DUBLIN (Reuters) - Ireland kept ahead of its revenue goal for the year at the end of the third quarter but government overspending persisted, keeping the pressure on Dublin with more austerity to come.
Ireland expects to better the target set under an EU/IMF bailout to reduce its budget deficit to 8.3 percent of GDP this year from 9 percent in 2011. Finance Minister Michael Noonan said on Tuesday he was confident revenue goals for the year would be met.
That was after tax returns came in 1.5 percent ahead of target at the end of September, a month when a tenth of total tax is collected, giving Ireland a buffer in its bid to raise more revenue this year, but one less comfortable than when it was 3.1 percent ahead of expectations in June.
“The exchequer returns highlight the progress the government is making in restoring the public finances to a more sustainable position,” Noonan said in a statement.
“Although challenging targets still remain for the last quarter, I am confident that the overall tax revenue target for 2012 tax receipts can be achieved.”
Three of Ireland’s so-called ‘big four’ tax heads - income, corporate and sales tax - remained technically ahead of target, although when 261 million euros ($337.60 million) of corporate tax receipts that were due last December but received in January are excluded, corporate tax was 0.5 percent behind profile.

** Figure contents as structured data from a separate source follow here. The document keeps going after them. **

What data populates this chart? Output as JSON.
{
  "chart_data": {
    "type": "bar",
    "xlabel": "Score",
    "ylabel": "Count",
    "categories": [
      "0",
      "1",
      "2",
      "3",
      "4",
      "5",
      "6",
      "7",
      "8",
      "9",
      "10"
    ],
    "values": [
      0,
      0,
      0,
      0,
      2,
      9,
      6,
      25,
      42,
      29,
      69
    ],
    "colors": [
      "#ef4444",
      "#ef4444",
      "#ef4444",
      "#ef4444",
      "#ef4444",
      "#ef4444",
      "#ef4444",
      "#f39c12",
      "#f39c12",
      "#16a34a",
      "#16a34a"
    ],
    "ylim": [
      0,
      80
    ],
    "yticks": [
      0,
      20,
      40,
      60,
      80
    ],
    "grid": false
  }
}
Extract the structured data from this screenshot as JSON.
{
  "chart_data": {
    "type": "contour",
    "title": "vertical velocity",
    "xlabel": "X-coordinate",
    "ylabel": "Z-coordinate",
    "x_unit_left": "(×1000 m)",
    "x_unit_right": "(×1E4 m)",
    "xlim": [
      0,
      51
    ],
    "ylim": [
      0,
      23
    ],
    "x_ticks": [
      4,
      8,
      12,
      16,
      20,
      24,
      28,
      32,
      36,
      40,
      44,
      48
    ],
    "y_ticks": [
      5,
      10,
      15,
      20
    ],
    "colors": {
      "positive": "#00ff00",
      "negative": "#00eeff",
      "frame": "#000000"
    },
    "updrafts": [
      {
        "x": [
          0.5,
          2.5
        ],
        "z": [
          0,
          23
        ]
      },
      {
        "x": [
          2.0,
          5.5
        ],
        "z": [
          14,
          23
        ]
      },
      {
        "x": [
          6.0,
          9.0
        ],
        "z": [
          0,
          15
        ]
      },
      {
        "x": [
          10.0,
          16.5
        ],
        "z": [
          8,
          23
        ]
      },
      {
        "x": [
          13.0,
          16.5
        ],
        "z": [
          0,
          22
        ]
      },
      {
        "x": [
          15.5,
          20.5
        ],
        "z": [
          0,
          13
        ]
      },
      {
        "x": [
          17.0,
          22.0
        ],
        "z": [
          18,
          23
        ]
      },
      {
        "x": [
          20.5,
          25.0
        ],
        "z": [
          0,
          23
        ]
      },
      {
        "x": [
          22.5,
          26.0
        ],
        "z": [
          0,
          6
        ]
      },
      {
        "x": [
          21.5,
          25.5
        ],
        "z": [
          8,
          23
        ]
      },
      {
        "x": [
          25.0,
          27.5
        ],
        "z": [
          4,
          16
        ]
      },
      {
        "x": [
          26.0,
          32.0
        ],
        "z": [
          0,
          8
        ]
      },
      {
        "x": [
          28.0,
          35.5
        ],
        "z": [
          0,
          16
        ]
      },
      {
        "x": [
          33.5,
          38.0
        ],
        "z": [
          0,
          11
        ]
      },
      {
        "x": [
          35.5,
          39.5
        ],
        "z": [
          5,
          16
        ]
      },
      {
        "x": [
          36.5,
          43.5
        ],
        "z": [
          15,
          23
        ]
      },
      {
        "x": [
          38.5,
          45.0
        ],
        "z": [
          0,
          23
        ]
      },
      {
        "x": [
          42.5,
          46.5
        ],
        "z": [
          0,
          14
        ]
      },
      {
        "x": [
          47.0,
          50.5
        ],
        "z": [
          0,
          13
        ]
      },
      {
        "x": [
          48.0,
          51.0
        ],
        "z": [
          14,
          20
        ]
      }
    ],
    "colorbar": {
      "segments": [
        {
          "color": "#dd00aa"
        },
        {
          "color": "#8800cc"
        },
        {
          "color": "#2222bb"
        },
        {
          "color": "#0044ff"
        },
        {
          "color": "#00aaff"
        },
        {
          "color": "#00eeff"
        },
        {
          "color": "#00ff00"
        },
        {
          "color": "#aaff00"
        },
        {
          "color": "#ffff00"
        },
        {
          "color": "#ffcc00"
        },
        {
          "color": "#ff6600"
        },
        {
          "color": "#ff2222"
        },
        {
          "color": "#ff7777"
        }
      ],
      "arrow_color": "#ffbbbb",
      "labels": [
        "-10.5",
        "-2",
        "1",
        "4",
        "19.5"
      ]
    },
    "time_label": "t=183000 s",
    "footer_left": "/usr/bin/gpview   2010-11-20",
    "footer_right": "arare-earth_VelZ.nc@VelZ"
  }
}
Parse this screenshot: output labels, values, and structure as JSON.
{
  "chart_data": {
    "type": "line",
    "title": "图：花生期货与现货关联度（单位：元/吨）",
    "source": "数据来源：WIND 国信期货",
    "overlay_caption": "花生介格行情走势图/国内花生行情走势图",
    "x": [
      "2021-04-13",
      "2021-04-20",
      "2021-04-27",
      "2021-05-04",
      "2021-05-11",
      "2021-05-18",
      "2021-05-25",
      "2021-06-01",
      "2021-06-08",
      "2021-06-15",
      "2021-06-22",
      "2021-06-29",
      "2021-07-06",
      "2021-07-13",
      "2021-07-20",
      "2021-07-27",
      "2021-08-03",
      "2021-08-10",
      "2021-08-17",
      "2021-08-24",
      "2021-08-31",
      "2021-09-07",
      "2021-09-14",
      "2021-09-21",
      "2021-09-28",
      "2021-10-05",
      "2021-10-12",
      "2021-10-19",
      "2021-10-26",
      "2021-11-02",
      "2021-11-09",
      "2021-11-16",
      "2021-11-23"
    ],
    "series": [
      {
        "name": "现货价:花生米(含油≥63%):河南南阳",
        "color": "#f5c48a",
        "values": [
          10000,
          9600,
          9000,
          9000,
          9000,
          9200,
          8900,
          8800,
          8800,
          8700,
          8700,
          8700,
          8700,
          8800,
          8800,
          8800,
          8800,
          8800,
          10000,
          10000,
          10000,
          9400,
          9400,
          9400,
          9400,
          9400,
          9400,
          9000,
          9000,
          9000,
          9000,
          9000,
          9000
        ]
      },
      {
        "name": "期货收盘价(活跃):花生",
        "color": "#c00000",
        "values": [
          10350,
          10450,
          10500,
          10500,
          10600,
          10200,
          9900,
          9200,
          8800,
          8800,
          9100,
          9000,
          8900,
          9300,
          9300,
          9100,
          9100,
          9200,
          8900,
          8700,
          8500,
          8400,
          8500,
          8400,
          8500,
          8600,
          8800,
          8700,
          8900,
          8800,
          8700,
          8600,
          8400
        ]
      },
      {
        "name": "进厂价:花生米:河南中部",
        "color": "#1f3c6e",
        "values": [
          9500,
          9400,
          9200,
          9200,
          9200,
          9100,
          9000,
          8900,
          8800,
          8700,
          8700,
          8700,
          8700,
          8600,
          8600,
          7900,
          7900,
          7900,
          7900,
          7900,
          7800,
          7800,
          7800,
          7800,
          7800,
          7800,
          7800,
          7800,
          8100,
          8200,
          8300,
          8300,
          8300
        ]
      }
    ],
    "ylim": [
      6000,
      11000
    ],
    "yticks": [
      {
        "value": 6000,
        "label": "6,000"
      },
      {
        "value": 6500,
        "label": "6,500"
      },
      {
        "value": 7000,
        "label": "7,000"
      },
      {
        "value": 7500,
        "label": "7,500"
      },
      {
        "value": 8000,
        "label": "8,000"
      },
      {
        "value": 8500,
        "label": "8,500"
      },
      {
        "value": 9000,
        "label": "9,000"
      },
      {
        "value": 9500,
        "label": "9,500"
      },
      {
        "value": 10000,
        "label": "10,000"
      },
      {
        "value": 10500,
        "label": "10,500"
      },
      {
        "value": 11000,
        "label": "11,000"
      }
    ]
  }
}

The better-than-expected tax take was offset again by continued government overspend with department expenditure coming in 2 percent above target versus 1.6 percent in August, chiefly due to the swollen health and social-protection budgets.
The health department has come under particular criticism from Ireland’s bailout lenders and has scrambled to find additional savings in recent weeks through cutting back on care for the elderly and overtime pay and telling senior doctors to work more flexible hours.
When stripping out a reclassification of an employment levy from spending to taxation, the picture was not so bad for social protection, the department charged with dole payments which have ballooned as Ireland’s jobless rate nears 15 percent.
The country’s deficit for the first nine months of the year fell to 11.1 billion euros from 20.6 billion a year ago, mainly due to the state recapitalizations of lenders last year and the rescheduling of other bank-related payments earlier this year.
The figures also showed that non-tax revenues, which are equivalent to almost one-tenth of the tax take, were 20 percent higher year-on-year, with a third of that coming through fees from a state guarantee on bank deposits that the government is looking to wean lenders off over time.
While analysts said Ireland remained on target to meet its deficit targets for the year, they warned the government that it will need to deliver on expenditures savings next year and not rely on another 12 months of over-performance on the tax side.
“With the positive year-to-date surprise on the reported tax revenue side largely offset by the negative year-to-date overshoot on the headline voted expenditure side, Ireland’s public finances remain poised to meet their full-year targets,”
“However, any indiscipline on the spending front will need to be addressed by the government if it is to meet its target for the 2.25 billion euro expenditure component of the planned 3.5 billion in fiscal consolidation measures planned for Budget 2013.”